U.S. to aid Venezuela opposition by cutting off Maduro oil revenues
America has picked its Venezuelan president
CARACAS — Reuters reports that the U.S. is backing Venezuela's opposition leader and interim president, and wants to ensure the country's oil revenues go to him.
Nicolas Maduro had been inaugurated as President of Venezuela following a re-election vote largely regarded as fraudulent.
Opposition leader Juan Gaido claimed Maduro's rule is illegitimate, and swore himself in as interim president on the basis that he is head of the National Assembly.
According to France24, Guaido told a crowd of thousands that he would install a transitional government and hold free elections.
He is backed by the U.S. and Canada, Argentina, Colombia, and Brazil, and several other countries.
Mexico is choosing not to intervene, while Russia and Turkey have openly criticized the U.S. stance as an example of American colonialism.

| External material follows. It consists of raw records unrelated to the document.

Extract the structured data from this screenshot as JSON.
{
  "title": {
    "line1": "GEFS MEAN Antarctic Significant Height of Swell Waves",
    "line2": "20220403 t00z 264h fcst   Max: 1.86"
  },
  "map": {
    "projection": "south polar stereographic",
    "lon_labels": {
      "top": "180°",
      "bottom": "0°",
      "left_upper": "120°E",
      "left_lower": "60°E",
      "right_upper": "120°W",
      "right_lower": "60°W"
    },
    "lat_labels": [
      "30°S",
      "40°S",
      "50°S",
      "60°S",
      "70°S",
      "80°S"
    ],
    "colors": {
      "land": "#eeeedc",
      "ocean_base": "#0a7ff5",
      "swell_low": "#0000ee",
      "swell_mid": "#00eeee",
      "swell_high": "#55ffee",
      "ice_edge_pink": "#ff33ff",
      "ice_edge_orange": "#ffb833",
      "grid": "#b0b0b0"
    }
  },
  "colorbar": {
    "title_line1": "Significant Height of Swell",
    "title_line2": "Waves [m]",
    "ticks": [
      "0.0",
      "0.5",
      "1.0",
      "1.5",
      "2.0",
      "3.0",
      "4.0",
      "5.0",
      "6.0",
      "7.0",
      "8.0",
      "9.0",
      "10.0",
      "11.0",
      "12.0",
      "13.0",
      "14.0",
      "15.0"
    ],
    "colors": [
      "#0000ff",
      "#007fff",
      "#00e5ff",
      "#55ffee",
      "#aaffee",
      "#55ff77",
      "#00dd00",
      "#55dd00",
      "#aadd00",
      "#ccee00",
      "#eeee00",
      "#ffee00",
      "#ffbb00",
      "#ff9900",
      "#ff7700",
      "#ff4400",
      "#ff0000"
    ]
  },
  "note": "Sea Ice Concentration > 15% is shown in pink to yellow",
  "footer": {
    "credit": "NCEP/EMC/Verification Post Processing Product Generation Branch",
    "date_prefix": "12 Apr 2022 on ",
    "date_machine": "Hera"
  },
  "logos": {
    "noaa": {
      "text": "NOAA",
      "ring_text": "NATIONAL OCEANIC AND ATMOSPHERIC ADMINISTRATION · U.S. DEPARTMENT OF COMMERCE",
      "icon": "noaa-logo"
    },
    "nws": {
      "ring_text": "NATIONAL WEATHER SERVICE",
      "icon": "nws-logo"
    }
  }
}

Reuters reports that according to national security adviser John Bolton, the U.S. is focusing on cutting off Maduro's revenue sources, which are primarily from oil exports, and divert them to Guaido.
Despite international support, Guaido is not recognized by Venezuela's armed forces. He also has no influence on day-to-day administration, which includes distributing food and medicine to the populace
Maduro has responded to the Trump administration's support of Guaido by severing diplomatic ties with the U.S. He gave American diplomats 72 hours to leave the country, but Washington has refused to comply.